Vents contraires sur l'éolien en mer
Trois des premiers projets de parcs éoliens en mer français font l'objet de recours devant la cour administrative d'appel de Nantes. Cette nouvelle péripétie intervient au moment où la filière s'interroge sur son avenir, après que le gouvernement cherche à revoir les mécanismes d'incitation qui avaient prévalu jusqu'à présent.
La cour administrative d'appel de Nantes a examiné ce 16 mars de nouveaux recours dirigés contre trois des premiers projets de parcs éoliens en mer français, au large de Fécamp, de Saint-Brieuc et des plages normandes du Débarquement. Ces requêtes, émanant d'associations de défense de l'environnement et de particuliers, visent à faire annuler la convention de concession d'utilisation du domaine public maritime pendant 40 ans de chacun de ces trois parcs offshore, l'une des trois autorisations administratives nécessaires aux installations d'éoliennes en mer, approuvées par arrêtés préfectoraux. Les requérants dénoncent pour chacun des projets l'incidence sur l'environnement mais aussi l'impact visuel de ces parcs comptant 62 à 83 éoliennes, avoisinant ou dépassant pour celui de Saint-Brieuc les 200 mètres de haut.
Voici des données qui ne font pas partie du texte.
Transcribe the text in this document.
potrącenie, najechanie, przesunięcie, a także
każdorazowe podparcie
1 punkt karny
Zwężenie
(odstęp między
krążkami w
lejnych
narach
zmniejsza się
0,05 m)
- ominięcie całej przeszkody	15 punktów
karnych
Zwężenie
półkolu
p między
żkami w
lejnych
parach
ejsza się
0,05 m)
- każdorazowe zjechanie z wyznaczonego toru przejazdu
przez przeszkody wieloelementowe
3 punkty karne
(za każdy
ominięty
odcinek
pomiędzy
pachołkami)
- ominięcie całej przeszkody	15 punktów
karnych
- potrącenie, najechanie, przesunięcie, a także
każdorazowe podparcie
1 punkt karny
Décisions attendues dans une quinzaine de jours
Le rapporteur public a conclu au rejet des recours contre le parc au large de Fécamp et d'Etretat (Seine-Maritime) et contre celui de Courseulles-sur-Mer (Calvados) et des plages normandes du Débarquement. Il a notamment souligné l'éloignement suffisant des futures éoliennes, à au moins dix kilomètres des côtes ou des plages. Il a par contre conclu à l'annulation de l'arrêté préfectoral approuvant la concession pour le parc au large de Saint-Brieuc (Côtes-d'Armor), pour un vice qui n'affecte pas la concession elle-même. Si la cour suit cet avis, cela entraînerait seulement un nouveau retard dans la mise en service du parc. Les juges administratifs doivent faire connaître leurs décisions dans une quinzaine de jours.
Les parcs éoliens en mer au large de Fécamp, de Courseulles-sur-Mer et de Saint-Brieuc sont les premiers, avec celui de Saint-Nazaire (Loire-Atlantique), attribués en 2012 par appel d'offres gouvernemental national. Celui de Saint-Brieuc avait été attribué à l'Espagnol Iberdrola et les trois autres à EDF. La cour administrative d'appel de Nantes, compétente pour statuer, en premier et dernier ressorts, sur tous les litiges relatifs aux installations de production d'énergie renouvelable en mer, a déjà rejeté plusieurs recours dirigés contre d'autres autorisations d'exploiter pour ces projets.
Polémique sur les tarifs
Les premiers parcs d'éoliennes en mer français devraient entrer en service au mieux en 2021 ou 2022, un net retard par rapport à l'Europe du Nord. Des industriels et des collectivités se sont émus ces derniers jours des incertitudes pesant sur le développement de cette filière, après le dépôt par le gouvernement d'un amendement controversé lors de l'examen au Sénat du projet de loi pour un Etat au service d'une société de confiance (lire ci-dessous notre article du 15 mars). Finalement rejeté ce 14 mars, il aurait permis de renégocier les tarifs de rachat de l'électricité produite par les parcs éoliens en projet, le gouvernement estimant que les tarifs des appels d'offres passés sont trop élevés par rapport aux prix du marché.
En marge d'une visite à l'Institut de radioprotection et de sûreté nucléaire (IRSN) ce 15 mars, Sébastien Lecornu, secrétaire d'Etat auprès du ministre de la Transition écologique, a réaffirmé que le gouvernement n'avait pas changé de position malgré le rejet de son amendement par le Sénat. "Nos objectifs restent les mêmes", a-t-il déclaré à des journalistes. "On a un modèle économique qui est en train de se dessiner autour des énergies renouvelables, c'est-à-dire que le marché de l'offre et de la demande commence à faire son oeuvre, avec des prix qui sont en décroissance", a remarqué Sébastien Lecornu. "Il est logique que les pouvoirs publics, qui ont imaginé des mécanismes d'incitation pour faire ces énergies renouvelables, adaptent petit à petit la sollicitation de l'argent du contribuable à mesure que le marché s'empare de ces projets", a-t-il estimé. "Notre enjeu c'est d'arriver à soutenir à fond cette filière", a assuré Sébastien Lecornu. "On ne peut pas détacher cet amendement de toutes les mesures - et que d'ailleurs les anti-éoliens me reprochent tous les jours - que nous avons prises ces dernières semaines" pour encourager les renouvelables, a-t-il souligné.